FNF and German-Kosovar Business Association stand up for women’s rights

The Friedrich Naumann Foundation for Freedom (FNF) in cooperation with the German-Kosovar Business Association (OEGJK/KDWV) recently published an analysis called “Challenges of Accessing the Labor Market – Middle-Aged Women in Kosovo”. Sustainably addressing these challenges requires a comprehensive approach that involves policy interventions, societal shifts in attitudes towards gender roles, investment in education and training, provision of support services for working parents, and promotion of women’s entrepreneurship and leadership opportunities.

The publication, drafted by experts Dr. Saxhide Mustafa and Shqipe Gjocaj, found that a lot of women in Kosovo face double discrimination, both in gender and in age. There are widespread discriminatory policies against women aged 40+, and in contrast favourable stereotypes about the young population. The study specifically elaborates on the challenges and barriers that middle-aged women face in the labour market.

During the presentation of the analysis, Agon Dobruna, Deputy Minister of Finance, Labour and Transfers, claimed that “the support of the Ministry has been targeted to support women in different dimensions, whether through support of family economies, inclusion in the labour market or support towards new entrepreneurship”. Dr. Minire Çitaku from the Friedrich Naumann Foundation for Freedom explained that the labour market for middle-aged women in Kosovo has had different developments in recent years. Overall, women in this age group have faced and still are facing very specific challenges in finding and keeping a job, although slight progress has been made.

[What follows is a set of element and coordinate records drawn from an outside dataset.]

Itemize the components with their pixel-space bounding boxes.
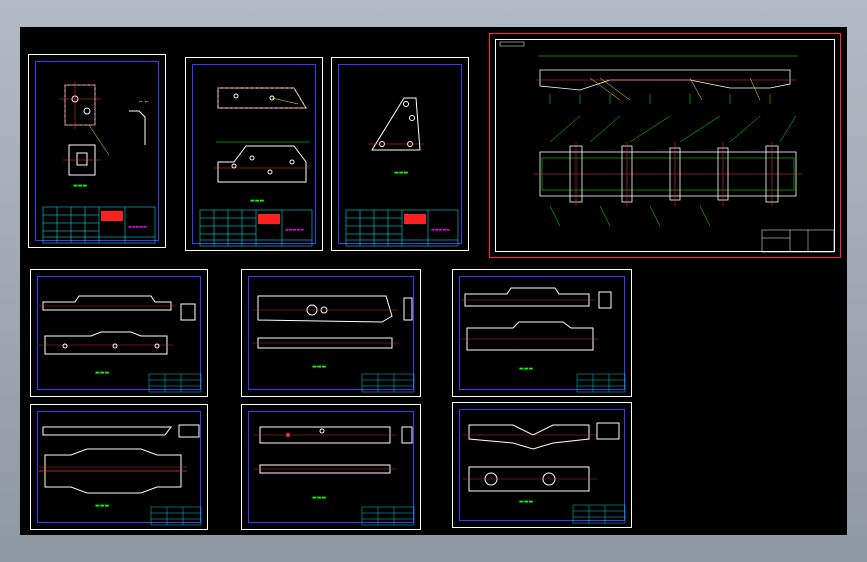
svg-text:▬▬▬: ▬▬▬: [312, 364, 326, 370]
plate-drawing: ▬▬▬ ▬▬▬▬▬: [199, 87, 313, 247]
svg-text:▬▬▬: ▬▬▬: [519, 499, 533, 505]
svg-text:⌐ ⌐: ⌐ ⌐: [139, 99, 149, 105]
svg-text:▬▬▬▬▬: ▬▬▬▬▬: [128, 224, 147, 229]
svg-text:▬▬▬: ▬▬▬: [73, 183, 87, 189]
long-member-a-drawing: ▬▬▬: [39, 424, 202, 526]
drawing-sheet-plate[interactable]: ▬▬▬ ▬▬▬▬▬: [185, 57, 323, 251]
svg-text:▬▬▬: ▬▬▬: [250, 198, 264, 204]
svg-text:▬▬▬: ▬▬▬: [95, 503, 109, 509]
bracket-drawing: ▬▬▬ ⌐ ⌐ ▬▬▬▬▬: [42, 81, 156, 244]
svg-text:▬▬▬: ▬▬▬: [312, 495, 326, 501]
side-rail-c-drawing: ▬▬▬: [461, 287, 626, 393]
cad-model-space-viewport[interactable]: ▬▬▬ ⌐ ⌐ ▬▬▬▬▬ ▬▬▬ ▬▬▬▬▬ ▬▬▬ ▬▬▬▬▬ ▬▬▬ ▬▬…: [20, 27, 847, 535]
gusset-drawing: ▬▬▬ ▬▬▬▬▬: [345, 97, 459, 247]
svg-text:▬▬▬▬▬: ▬▬▬▬▬: [431, 227, 450, 232]
drawing-sheet-side-rail-c[interactable]: ▬▬▬: [452, 269, 632, 397]
drawing-sheet-side-rail-a[interactable]: ▬▬▬: [30, 269, 208, 397]
drawing-sheet-frame-assembly[interactable]: [489, 33, 841, 258]
svg-text:▬▬▬: ▬▬▬: [519, 366, 533, 372]
drawing-sheet-long-member-c[interactable]: ▬▬▬: [452, 402, 632, 528]
drawing-sheet-bracket[interactable]: ▬▬▬ ⌐ ⌐ ▬▬▬▬▬: [28, 54, 166, 248]
svg-text:▬▬▬: ▬▬▬: [394, 170, 408, 176]
svg-text:▬▬▬: ▬▬▬: [95, 370, 109, 376]
long-member-b-drawing: ▬▬▬: [254, 426, 415, 526]
drawing-sheet-long-member-a[interactable]: ▬▬▬: [30, 404, 208, 530]
svg-text:▬▬▬▬▬: ▬▬▬▬▬: [285, 227, 304, 232]
side-rail-a-drawing: ▬▬▬: [39, 295, 202, 393]
drawing-sheet-gusset[interactable]: ▬▬▬ ▬▬▬▬▬: [331, 57, 469, 251]
side-rail-b-drawing: ▬▬▬: [252, 295, 415, 393]
drawing-sheet-side-rail-b[interactable]: ▬▬▬: [241, 269, 421, 397]
drawing-sheet-long-member-b[interactable]: ▬▬▬: [241, 404, 421, 530]
frame-assembly-drawing: [499, 41, 835, 253]
long-member-c-drawing: ▬▬▬: [463, 422, 626, 524]
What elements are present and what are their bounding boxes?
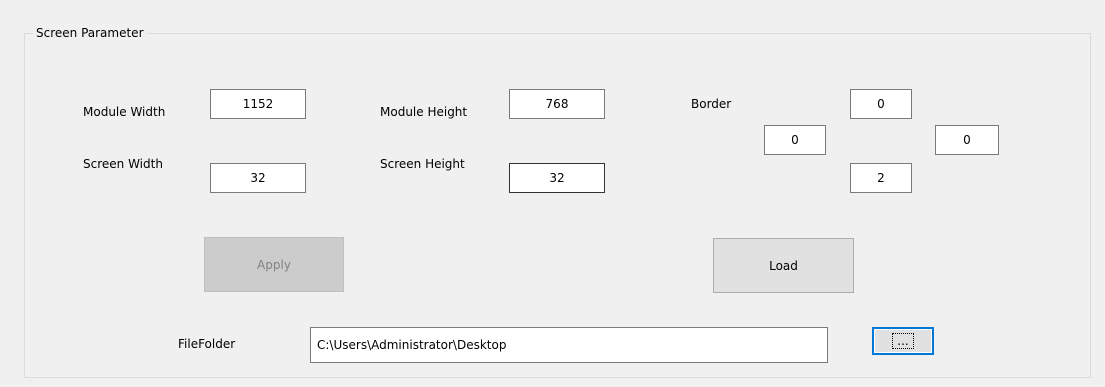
- screen-height-input[interactable]: [509, 89, 605, 119]
- border-right-input[interactable]: [935, 125, 999, 155]
- border-bottom-input[interactable]: [850, 163, 912, 193]
- screen-height-label: Screen Height: [380, 157, 465, 171]
- module-height-label: Module Height: [380, 105, 468, 119]
- border-top-input[interactable]: [850, 89, 912, 119]
- browse-button-label: ...: [892, 333, 914, 349]
- module-width-input[interactable]: [210, 163, 306, 193]
- apply-button[interactable]: Apply: [204, 237, 344, 292]
- screen-width-input[interactable]: [210, 89, 306, 119]
- border-left-input[interactable]: [764, 125, 826, 155]
- browse-button[interactable]: ...: [872, 327, 934, 355]
- load-button[interactable]: Load: [713, 238, 854, 293]
- screen-width-label: Screen Width: [83, 157, 163, 171]
- file-folder-input[interactable]: [310, 327, 828, 363]
- file-folder-label: FileFolder: [178, 337, 236, 351]
- border-label: Border: [691, 97, 732, 111]
- group-title: Screen Parameter: [33, 24, 147, 42]
- module-height-input[interactable]: [509, 163, 605, 193]
- module-width-label: Module Width: [83, 105, 166, 119]
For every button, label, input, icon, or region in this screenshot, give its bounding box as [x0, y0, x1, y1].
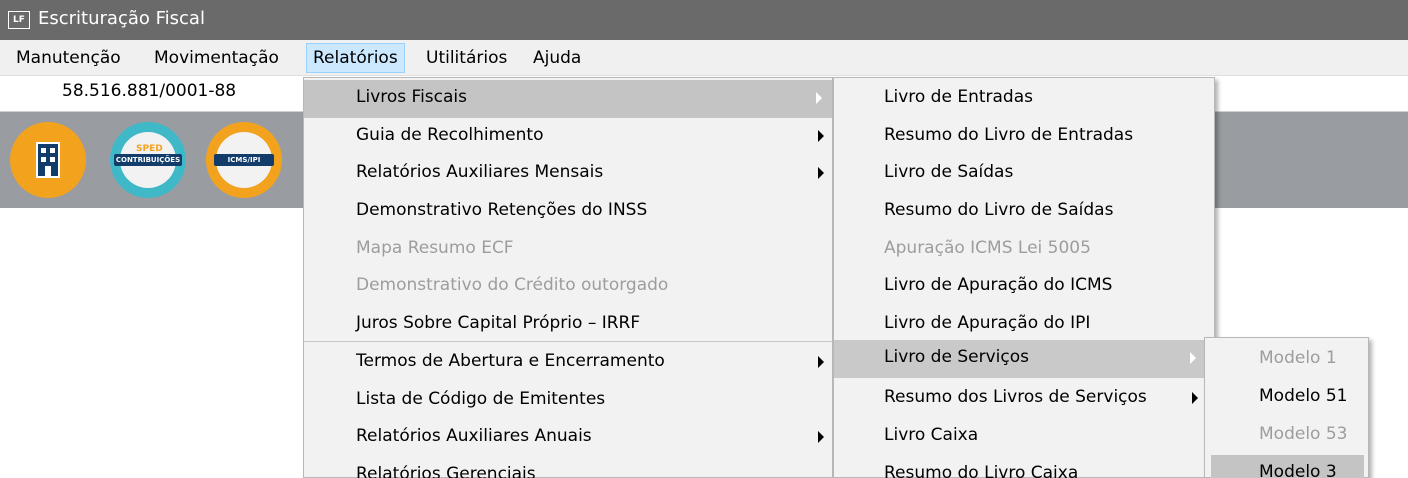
icms-ipi-icon[interactable]: ICMS/IPI: [206, 122, 282, 198]
menu-item-resumo-livro-caixa[interactable]: Resumo do Livro Caixa: [834, 456, 1214, 478]
menu-item-credito-outorgado: Demonstrativo do Crédito outorgado: [356, 275, 669, 295]
submenu-arrow-icon: [818, 431, 824, 443]
livros-fiscais-menu: Livro de Entradas Resumo do Livro de Ent…: [833, 77, 1215, 478]
menu-bar: Manutenção Movimentação Relatórios Utili…: [0, 40, 1408, 76]
livro-servicos-menu: Modelo 1 Modelo 51 Modelo 53 Modelo 3: [1204, 337, 1369, 478]
menu-separator: [304, 341, 832, 342]
menu-item-livro-servicos[interactable]: Livro de Serviços: [834, 340, 1214, 378]
menu-movimentacao[interactable]: Movimentação: [154, 48, 279, 68]
menu-item-modelo-1: Modelo 1: [1259, 348, 1337, 368]
menu-item-livros-fiscais[interactable]: Livros Fiscais: [304, 80, 832, 118]
menu-item-resumo-livro-saidas[interactable]: Resumo do Livro de Saídas: [834, 193, 1214, 231]
title-bar: LF Escrituração Fiscal: [0, 0, 1408, 40]
menu-item-livro-caixa[interactable]: Livro Caixa: [834, 418, 1214, 456]
menu-manutencao[interactable]: Manutenção: [16, 48, 121, 68]
menu-item-modelo-51[interactable]: Modelo 51: [1205, 379, 1368, 417]
sped-contribuicoes-icon[interactable]: SPED CONTRIBUIÇÕES: [110, 122, 186, 198]
submenu-arrow-icon: [818, 130, 824, 142]
menu-item-lista-emitentes[interactable]: Lista de Código de Emitentes: [304, 382, 832, 420]
menu-item-relatorios-gerenciais[interactable]: Relatórios Gerenciais: [304, 457, 832, 478]
menu-item-apuracao-icms-lei: Apuração ICMS Lei 5005: [884, 238, 1091, 258]
menu-item-livro-saidas[interactable]: Livro de Saídas: [834, 155, 1214, 193]
submenu-arrow-icon: [816, 92, 822, 104]
submenu-arrow-icon: [1190, 352, 1196, 364]
menu-item-resumo-livro-entradas[interactable]: Resumo do Livro de Entradas: [834, 118, 1214, 156]
menu-relatorios[interactable]: Relatórios: [306, 43, 405, 73]
menu-item-livro-entradas[interactable]: Livro de Entradas: [834, 80, 1214, 118]
sped-label: SPED: [136, 144, 163, 154]
menu-item-relatorios-auxiliares-mensais[interactable]: Relatórios Auxiliares Mensais: [304, 155, 832, 193]
app-icon: LF: [8, 11, 30, 29]
menu-ajuda[interactable]: Ajuda: [533, 48, 581, 68]
submenu-arrow-icon: [818, 167, 824, 179]
icms-ipi-label: ICMS/IPI: [214, 154, 274, 166]
contribuicoes-label: CONTRIBUIÇÕES: [114, 154, 182, 166]
menu-item-apuracao-ipi[interactable]: Livro de Apuração do IPI: [834, 306, 1214, 344]
menu-item-modelo-53: Modelo 53: [1259, 424, 1348, 444]
menu-utilitarios[interactable]: Utilitários: [426, 48, 507, 68]
menu-item-juros-capital-proprio[interactable]: Juros Sobre Capital Próprio – IRRF: [304, 306, 832, 344]
submenu-arrow-icon: [1192, 392, 1198, 404]
building-icon[interactable]: [10, 122, 86, 198]
window-title: Escrituração Fiscal: [38, 8, 205, 29]
menu-item-mapa-resumo-ecf: Mapa Resumo ECF: [356, 238, 514, 258]
company-cnpj: 58.516.881/0001-88: [62, 81, 237, 101]
menu-item-resumo-livros-servicos[interactable]: Resumo dos Livros de Serviços: [834, 380, 1214, 418]
submenu-arrow-icon: [818, 356, 824, 368]
menu-item-relatorios-auxiliares-anuais[interactable]: Relatórios Auxiliares Anuais: [304, 419, 832, 457]
menu-item-modelo-3[interactable]: Modelo 3: [1211, 455, 1364, 478]
relatorios-menu: Livros Fiscais Guia de Recolhimento Rela…: [303, 77, 833, 478]
menu-item-demonstrativo-inss[interactable]: Demonstrativo Retenções do INSS: [304, 193, 832, 231]
menu-item-guia-recolhimento[interactable]: Guia de Recolhimento: [304, 118, 832, 156]
menu-item-apuracao-icms[interactable]: Livro de Apuração do ICMS: [834, 268, 1214, 306]
menu-item-termos-abertura[interactable]: Termos de Abertura e Encerramento: [304, 344, 832, 382]
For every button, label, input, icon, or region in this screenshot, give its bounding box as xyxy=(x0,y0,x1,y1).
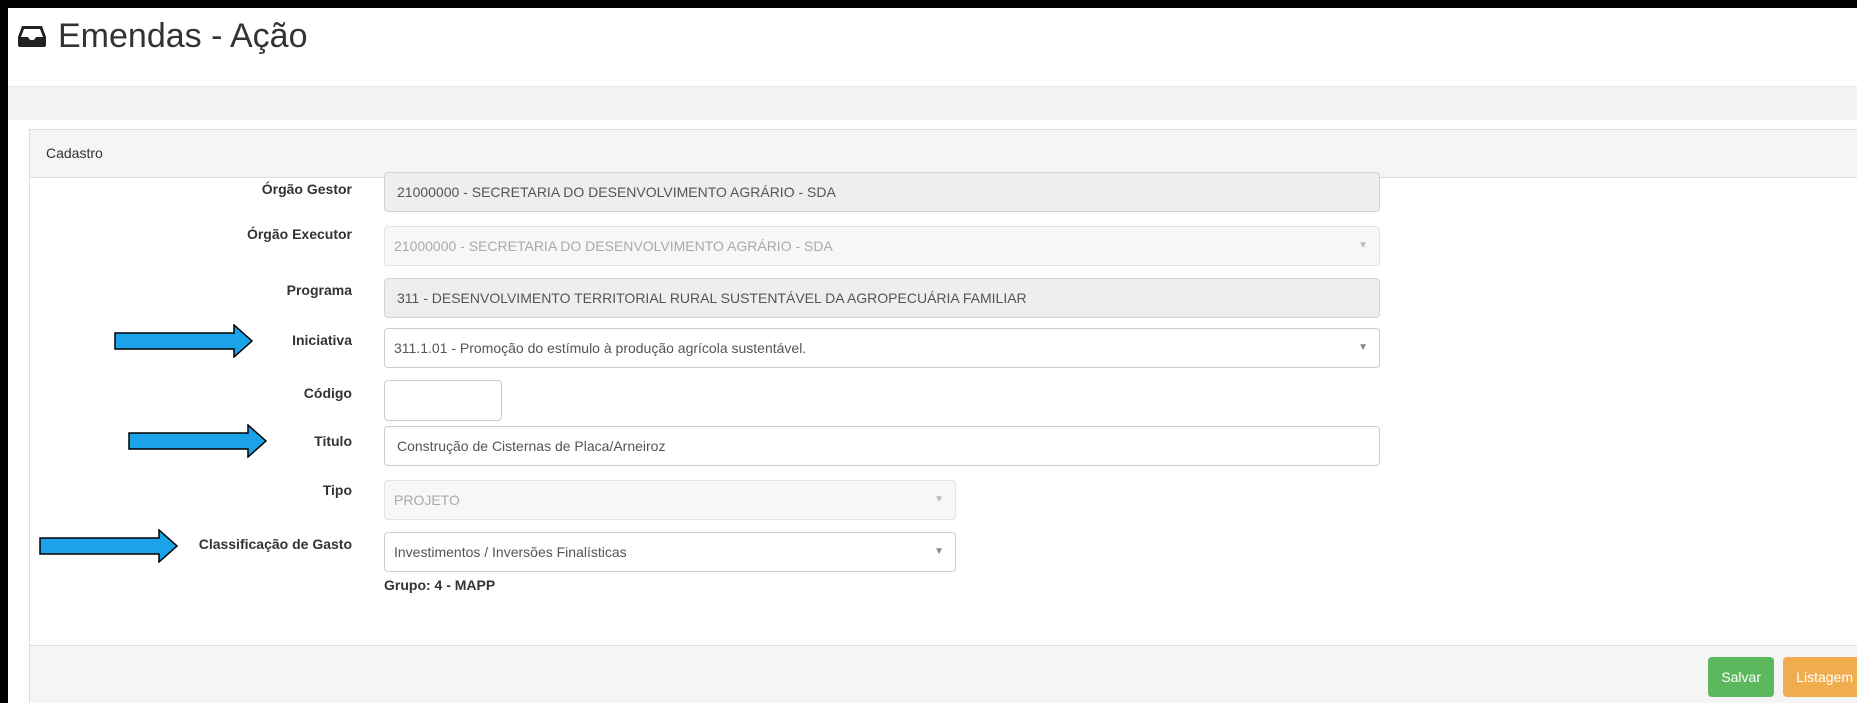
row-titulo: Titulo Construção de Cisternas de Placa/… xyxy=(30,424,1857,480)
iniciativa-label: Iniciativa xyxy=(292,332,352,348)
orgao-gestor-field: 21000000 - SECRETARIA DO DESENVOLVIMENTO… xyxy=(384,172,1380,212)
programa-field: 311 - DESENVOLVIMENTO TERRITORIAL RURAL … xyxy=(384,278,1380,318)
row-orgao-gestor: Órgão Gestor 21000000 - SECRETARIA DO DE… xyxy=(30,172,1857,222)
orgao-gestor-label: Órgão Gestor xyxy=(261,181,352,197)
panel-footer: Salvar Listagem xyxy=(30,645,1857,703)
row-classificacao: Classificação de Gasto Investimentos / I… xyxy=(30,529,1857,620)
classificacao-select[interactable]: Investimentos / Inversões Finalísticas ▼ xyxy=(384,532,956,572)
page-title: Emendas - Ação xyxy=(58,17,308,55)
orgao-executor-select[interactable]: 21000000 - SECRETARIA DO DESENVOLVIMENTO… xyxy=(384,226,1380,266)
titulo-label: Titulo xyxy=(314,433,352,449)
arrow-right-icon xyxy=(114,324,254,358)
row-orgao-executor: Órgão Executor 21000000 - SECRETARIA DO … xyxy=(30,226,1857,274)
codigo-label: Código xyxy=(303,385,352,401)
chevron-down-icon: ▼ xyxy=(934,494,944,505)
list-button[interactable]: Listagem xyxy=(1783,657,1857,697)
codigo-input[interactable] xyxy=(384,380,502,421)
save-button[interactable]: Salvar xyxy=(1708,657,1774,697)
chevron-down-icon: ▼ xyxy=(934,546,944,557)
cadastro-panel: Cadastro Órgão Gestor 21000000 - SECRETA… xyxy=(29,129,1857,703)
header-band xyxy=(8,86,1857,120)
titulo-input[interactable]: Construção de Cisternas de Placa/Arneiro… xyxy=(384,426,1380,466)
tipo-select[interactable]: PROJETO ▼ xyxy=(384,480,956,520)
row-iniciativa: Iniciativa 311.1.01 - Promoção do estímu… xyxy=(30,324,1857,374)
chevron-down-icon: ▼ xyxy=(1358,240,1368,251)
orgao-executor-label: Órgão Executor xyxy=(246,226,352,242)
tipo-value: PROJETO xyxy=(394,492,460,508)
panel-heading: Cadastro xyxy=(30,130,1857,178)
orgao-executor-value: 21000000 - SECRETARIA DO DESENVOLVIMENTO… xyxy=(394,238,833,254)
programa-label: Programa xyxy=(286,282,352,298)
arrow-right-icon xyxy=(39,529,179,563)
classificacao-label: Classificação de Gasto xyxy=(198,536,352,552)
inbox-icon xyxy=(18,26,46,47)
iniciativa-select[interactable]: 311.1.01 - Promoção do estímulo à produç… xyxy=(384,328,1380,368)
classificacao-value: Investimentos / Inversões Finalísticas xyxy=(394,544,627,560)
row-programa: Programa 311 - DESENVOLVIMENTO TERRITORI… xyxy=(30,278,1857,324)
arrow-right-icon xyxy=(128,424,268,458)
row-tipo: Tipo PROJETO ▼ xyxy=(30,480,1857,532)
tipo-label: Tipo xyxy=(322,482,352,498)
chevron-down-icon: ▼ xyxy=(1358,342,1368,353)
title-bar: Emendas - Ação xyxy=(8,8,1857,86)
classificacao-help-text: Grupo: 4 - MAPP xyxy=(384,577,496,593)
iniciativa-value: 311.1.01 - Promoção do estímulo à produç… xyxy=(394,340,807,356)
row-codigo: Código xyxy=(30,380,1857,426)
app-frame: Emendas - Ação Cadastro Órgão Gestor 210… xyxy=(8,8,1857,703)
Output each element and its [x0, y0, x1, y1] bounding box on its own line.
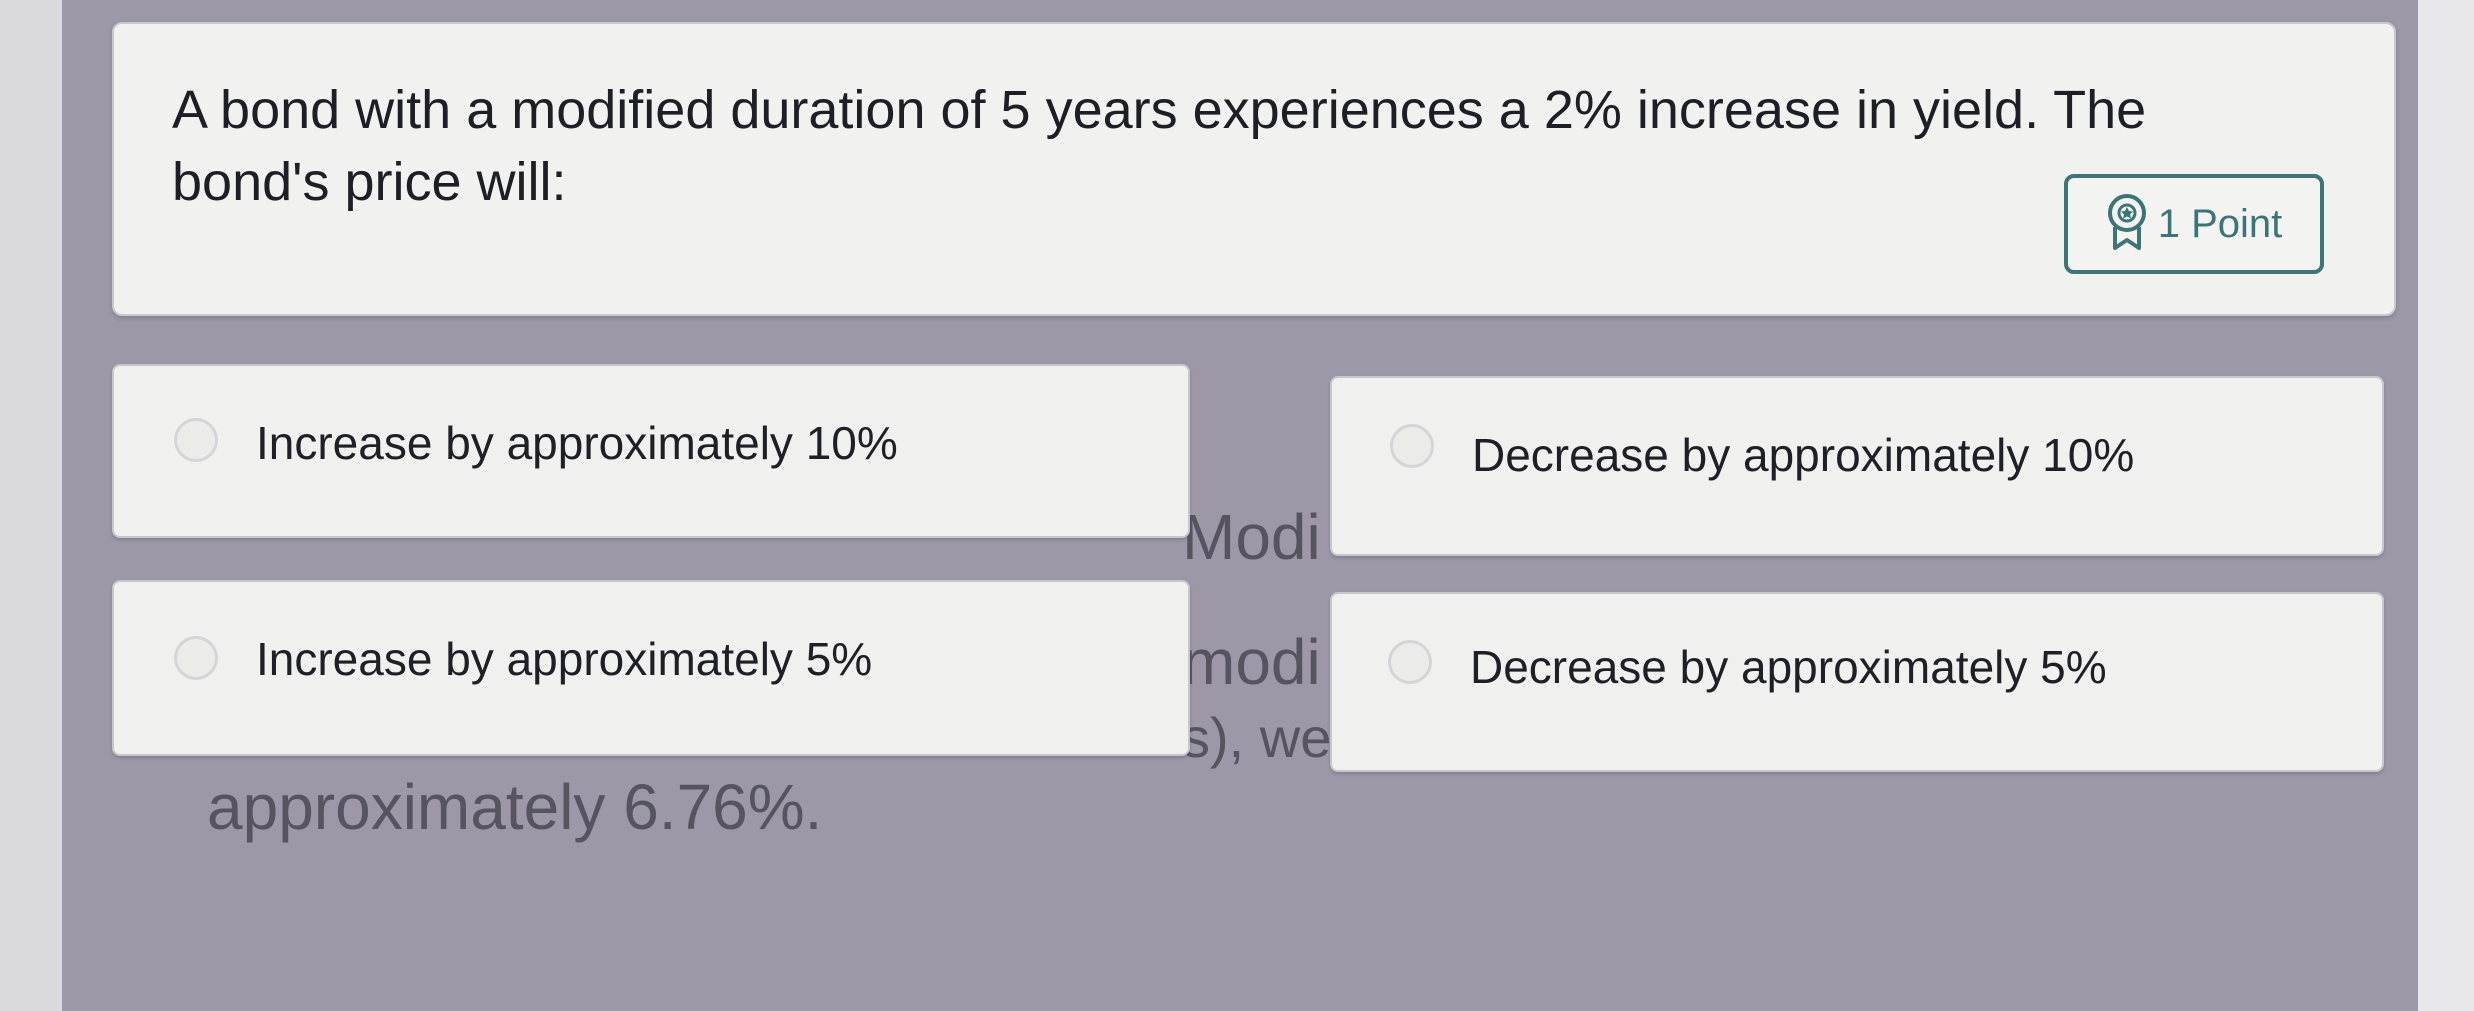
radio-unselected-icon[interactable]	[174, 636, 218, 680]
points-label: 1 Point	[2157, 201, 2283, 246]
explanation-fragment: modi	[1182, 626, 1321, 698]
explanation-fragment: Modi	[1182, 501, 1321, 573]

In some industries and professions, the involvement of women has increased significantly. For example, the education and health services sectors are two areas where middle-aged women have a significant presence. In these areas, there have been initiatives and policies aimed at increasing women’s participation in the workforce. However, although there has been progress, there are still major challenges: gender discrimination is a widespread problem in many countries, including Kosovo. Women may face lower pay compared to their male counterparts, and may be underrepresented in leadership positions.